Pat Roberston is one of the most well-know televangelists in the country. His daily show, the 700 Club, has been on the air since 1966. Robertson himself is worth at least $100 million. He even ran for the GOP nomination in 1988 and was soundly defeated.
So what motivates Pat Robertson? Is it a genuine desire to see people accept the message of the Bible? According to a former 700 Club producer, Robertson only cares about one thing: Money.
Speaking to Vox, former 700 Club producer Terry Heaton recalled the meteoric rise of Robertson in the 1980s, and he also says that a disagreement he had with the televangelist showed him that Robertson worshiped the almighty dollar above everything else:
“We had this idea to do a series featuring a guy who always got things wrong so that Pat could then come on afterward and tell people what to do right. So we developed a new segment: The conceit was a character who always did things ‘wrong’ so Pat could come out and teach him.

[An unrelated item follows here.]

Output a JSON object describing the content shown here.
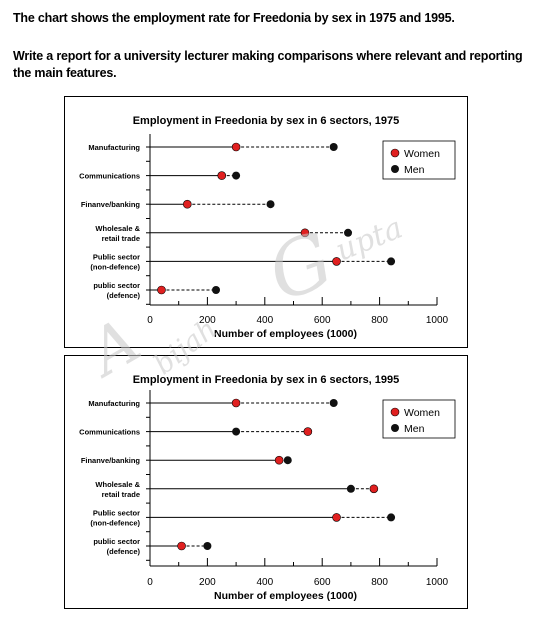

“The pilot was a guy who was constantly losing money because he was trying to give his way out of debt. So he’d look at the Bible where it says ‘you receive a hundredfold for what you give,’ and if he was a $1,000 in debt he’d give away $100 expecting to be able to pay off the debt. And at the end, he turns to the camera and says, ‘What am I doing wrong?’ And we all thought it was brilliant.”
When Heaton pitched the idea to Robertson, he was told:
“You put that on the air and you will cost this ministry millions.”
Additionally, Heaton said the focus of the show became less on the Bible and more on sex because Robertson wanted to use fear and anger to generate donations and help get Republicans elected:
“It turns out that abortion, gays and lesbians, and birth control — they’re all about sex. Sex, more than everything else, scares people who want their children to be safe and to live in a sanctified world. I don’t want to overstate that, but it’s the truth. What we gave them was Republican Party politics. We had an explanation for all their fears — the lack of personal responsibility, big government, people trying to take from you what really belongs to you, self-responsibility, self-responsibility, self-responsibility.”
As we’ve long suspected, televangelists are only concerned with feathering their own nests. They don’t represent anything but greed. What’s sad is that so many people who put their trust in these con men cannot see they’re being fleeced.